Il est vrai qu'un certain nombre de conflits armés, qui duraient pour la plupart depuis près d'une décennie ou plus, et dont l'issue ne semblait nullement en vue, ont au cours de l'année dernière, en quelques mois, semblé brusquement en passe d'être résolus. Certains ont même pris fin comme la guerre entre l'Iran et l'Irak. Ailleurs, à propos de l'Angola, du Cambodge ou encore du Sahara Occidental, des négociations ont été entamées sinon déjà conclues. Avec ou sans négociations préalables, plusieurs puissances belligérantes ont annoncé la fin de leur engagement, le retrait de leurs troupes ou la cessation de leur appui logistique, du champ de bataille. Si l'on pouvait se poser la question sur le sérieux d'annonces aussi soudaines, la suite a rapidement démontré qu'elles n'étaient pas un simple coup publicitaire ou diplomatique. L'armée soviétique vient d'achever pratiquement son retrait d'Afghanistan. De même les États-Unis ont cessé effectivement de financer et d'armer la Contra, ce qui a mis un terme pour le moment du moins, à la guerre au Nicaragua. Les Sud-Africains ont déjà repassé la frontière d'Angola et les Cubains entrepris de rapatrier leurs troupes de ce pays. Enfin les Vietnamiens ont commencé à évacuer le Cambodge.

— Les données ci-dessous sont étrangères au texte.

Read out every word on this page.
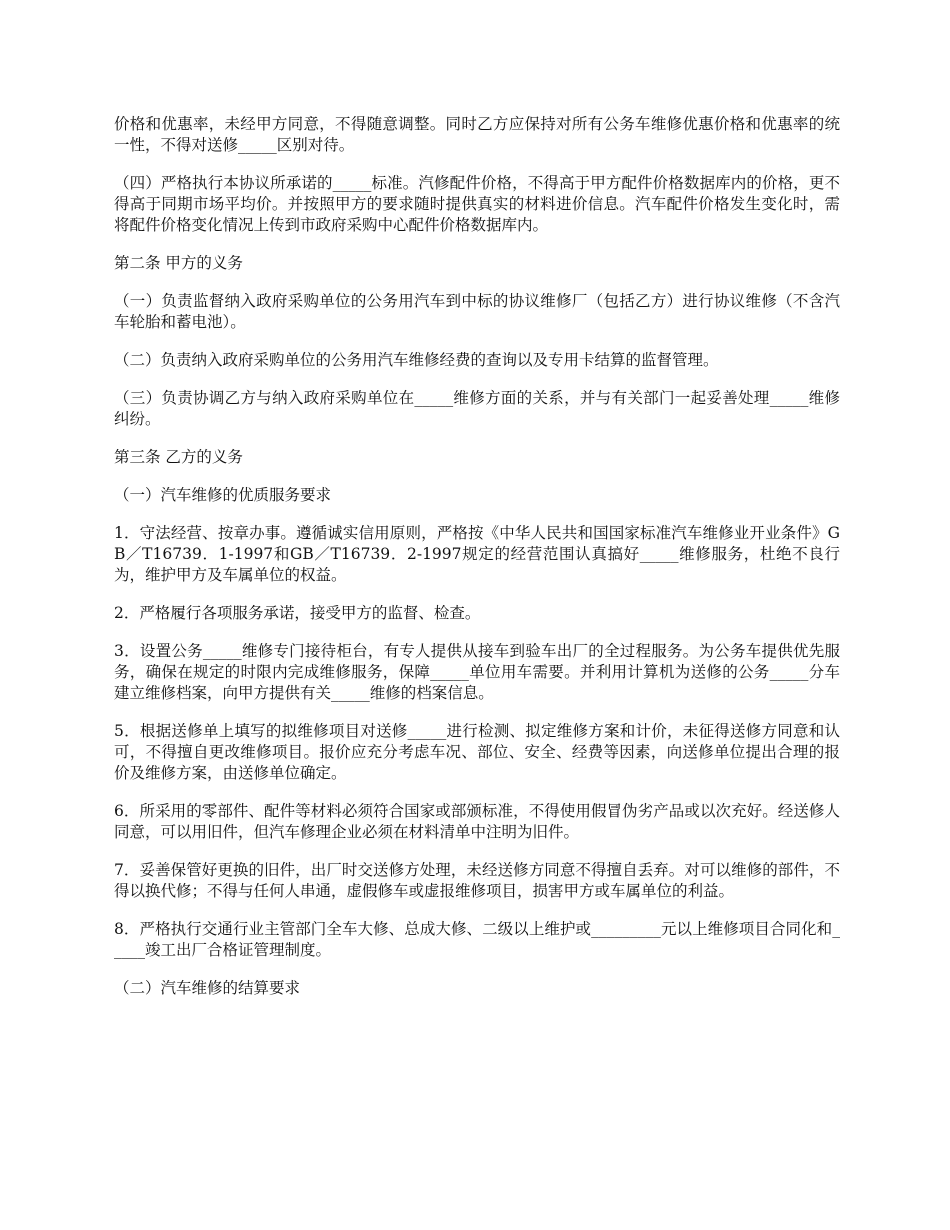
价格和优惠率，未经甲方同意，不得随意调整。同时乙方应保持对所有公务车维修优惠价格和优惠率的统一性，不得对送修_____区别对待。

（四）严格执行本协议所承诺的_____标准。汽修配件价格，不得高于甲方配件价格数据库内的价格，更不得高于同期市场平均价。并按照甲方的要求随时提供真实的材料进价信息。汽车配件价格发生变化时，需将配件价格变化情况上传到市政府采购中心配件价格数据库内。

第二条 甲方的义务

（一）负责监督纳入政府采购单位的公务用汽车到中标的协议维修厂（包括乙方）进行协议维修（不含汽车轮胎和蓄电池）。

（二）负责纳入政府采购单位的公务用汽车维修经费的查询以及专用卡结算的监督管理。

（三）负责协调乙方与纳入政府采购单位在_____维修方面的关系，并与有关部门一起妥善处理_____维修纠纷。

第三条 乙方的义务

（一）汽车维修的优质服务要求

1．守法经营、按章办事。遵循诚实信用原则，严格按《中华人民共和国国家标准汽车维修业开业条件》GB／T16739．1-1997和GB／T16739．2-1997规定的经营范围认真搞好_____维修服务，杜绝不良行为，维护甲方及车属单位的权益。

2．严格履行各项服务承诺，接受甲方的监督、检查。

3．设置公务_____维修专门接待柜台，有专人提供从接车到验车出厂的全过程服务。为公务车提供优先服务，确保在规定的时限内完成维修服务，保障_____单位用车需要。并利用计算机为送修的公务_____分车建立维修档案，向甲方提供有关_____维修的档案信息。

5．根据送修单上填写的拟维修项目对送修_____进行检测、拟定维修方案和计价，未征得送修方同意和认可，不得擅自更改维修项目。报价应充分考虑车况、部位、安全、经费等因素，向送修单位提出合理的报价及维修方案，由送修单位确定。

6．所采用的零部件、配件等材料必须符合国家或部颁标准，不得使用假冒伪劣产品或以次充好。经送修人同意，可以用旧件，但汽车修理企业必须在材料清单中注明为旧件。

7．妥善保管好更换的旧件，出厂时交送修方处理，未经送修方同意不得擅自丢弃。对可以维修的部件，不得以换代修；不得与任何人串通，虚假修车或虚报维修项目，损害甲方或车属单位的利益。

8．严格执行交通行业主管部门全车大修、总成大修、二级以上维护或_________元以上维修项目合同化和_____竣工出厂合格证管理制度。

（二）汽车维修的结算要求
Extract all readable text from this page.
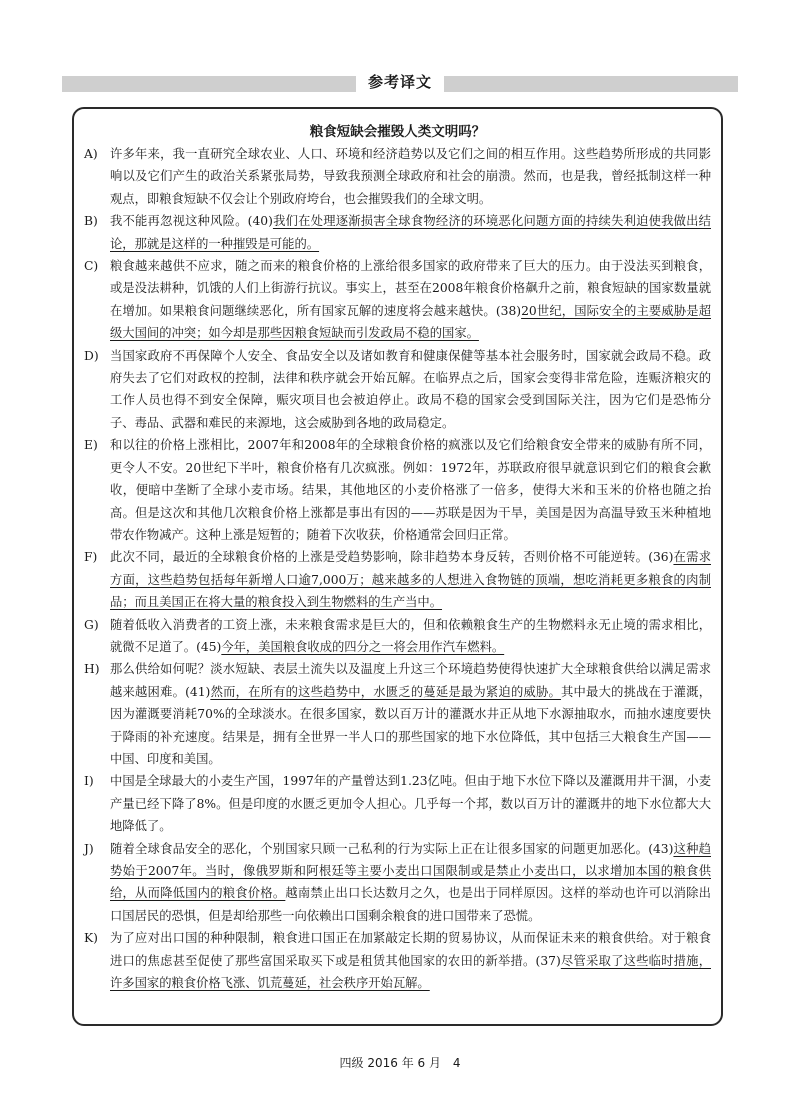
参考译文
粮食短缺会摧毁人类文明吗？
A)	许多年来，我一直研究全球农业、人口、环境和经济趋势以及它们之间的相互作用。这些趋势所形成的共同影响以及它们产生的政治关系紧张局势，导致我预测全球政府和社会的崩溃。然而，也是我，曾经抵制这样一种观点，即粮食短缺不仅会让个别政府垮台，也会摧毁我们的全球文明。
B) 我不能再忽视这种风险。(40)我们在处理逐渐损害全球食物经济的环境恶化问题方面的持续失利迫使我做出结论，那就是这样的一种摧毁是可能的。
C) 粮食越来越供不应求，随之而来的粮食价格的上涨给很多国家的政府带来了巨大的压力。由于没法买到粮食，或是没法耕种，饥饿的人们上街游行抗议。事实上，甚至在2008年粮食价格飙升之前，粮食短缺的国家数量就在增加。如果粮食问题继续恶化，所有国家瓦解的速度将会越来越快。(38)20世纪，国际安全的主要威胁是超级大国间的冲突；如今却是那些因粮食短缺而引发政局不稳的国家。
D) 当国家政府不再保障个人安全、食品安全以及诸如教育和健康保健等基本社会服务时，国家就会政局不稳。政府失去了它们对政权的控制，法律和秩序就会开始瓦解。在临界点之后，国家会变得非常危险，连赈济粮灾的工作人员也得不到安全保障，赈灾项目也会被迫停止。政局不稳的国家会受到国际关注，因为它们是恐怖分子、毒品、武器和难民的来源地，这会威胁到各地的政局稳定。
E) 和以往的价格上涨相比，2007年和2008年的全球粮食价格的疯涨以及它们给粮食安全带来的威胁有所不同，更令人不安。20世纪下半叶，粮食价格有几次疯涨。例如：1972年，苏联政府很早就意识到它们的粮食会歉收，便暗中垄断了全球小麦市场。结果，其他地区的小麦价格涨了一倍多，使得大米和玉米的价格也随之抬高。但是这次和其他几次粮食价格上涨都是事出有因的——苏联是因为干旱，美国是因为高温导致玉米种植地带农作物减产。这种上涨是短暂的；随着下次收获，价格通常会回归正常。
F)	此次不同，最近的全球粮食价格的上涨是受趋势影响，除非趋势本身反转，否则价格不可能逆转。(36)在需求方面，这些趋势包括每年新增人口逾7,000万；越来越多的人想进入食物链的顶端，想吃消耗更多粮食的肉制品；而且美国正在将大量的粮食投入到生物燃料的生产当中。
G) 随着低收入消费者的工资上涨，未来粮食需求是巨大的，但和依赖粮食生产的生物燃料永无止境的需求相比，就微不足道了。(45)今年，美国粮食收成的四分之一将会用作汽车燃料。
H) 那么供给如何呢？淡水短缺、表层土流失以及温度上升这三个环境趋势使得快速扩大全球粮食供给以满足需求越来越困难。(41)然而，在所有的这些趋势中，水匮乏的蔓延是最为紧迫的威胁。其中最大的挑战在于灌溉，因为灌溉要消耗70%的全球淡水。在很多国家，数以百万计的灌溉水井正从地下水源抽取水，而抽水速度要快于降雨的补充速度。结果是，拥有全世界一半人口的那些国家的地下水位降低，其中包括三大粮食生产国——中国、印度和美国。
I)	中国是全球最大的小麦生产国，1997年的产量曾达到1.23亿吨。但由于地下水位下降以及灌溉用井干涸，小麦产量已经下降了8%。但是印度的水匮乏更加令人担心。几乎每一个邦，数以百万计的灌溉井的地下水位都大大地降低了。
J)	随着全球食品安全的恶化，个别国家只顾一己私利的行为实际上正在让很多国家的问题更加恶化。(43)这种趋势始于2007年。当时，像俄罗斯和阿根廷等主要小麦出口国限制或是禁止小麦出口，以求增加本国的粮食供给，从而降低国内的粮食价格。越南禁止出口长达数月之久，也是出于同样原因。这样的举动也许可以消除出口国居民的恐惧，但是却给那些一向依赖出口国剩余粮食的进口国带来了恐慌。
K) 为了应对出口国的种种限制，粮食进口国正在加紧敲定长期的贸易协议，从而保证未来的粮食供给。对于粮食进口的焦虑甚至促使了那些富国采取买下或是租赁其他国家的农田的新举措。(37)尽管采取了这些临时措施，许多国家的粮食价格飞涨、饥荒蔓延，社会秩序开始瓦解。
四级 2016 年 6 月 4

Dans la plupart de ces conflits ni les États-Unis ni l'URSS n'étaient engagés directement. En fait seule l'URSS l'était en Afghanistan. A fortiori donc nulle part les deux super-grands n'étaient dressés directement l'un contre l'autre. Et dans chacune des guerres qui viennent de trouver leur solution ou semblent en voie de le faire, on peut trouver les raisons propres à l'un ou à tous les belligérants qui les ont amenés à changer d'attitude, à renoncer à la lutte à outrance et à chercher un compromis.
Mais il est impossible que tous ces retraits de troupes, négociations, cessez-le-feu et traités de paix survenant dans le même temps soient dus à une simple coïncidence. Ce sont de toute évidence les conséquences du rapprochement entre l'URSS et les États-Unis, puisque c'est ainsi que les milieux diplomatiques ont baptisé les nouvelles relations qui se sont établies depuis quelque temps entre les deux super-puissances.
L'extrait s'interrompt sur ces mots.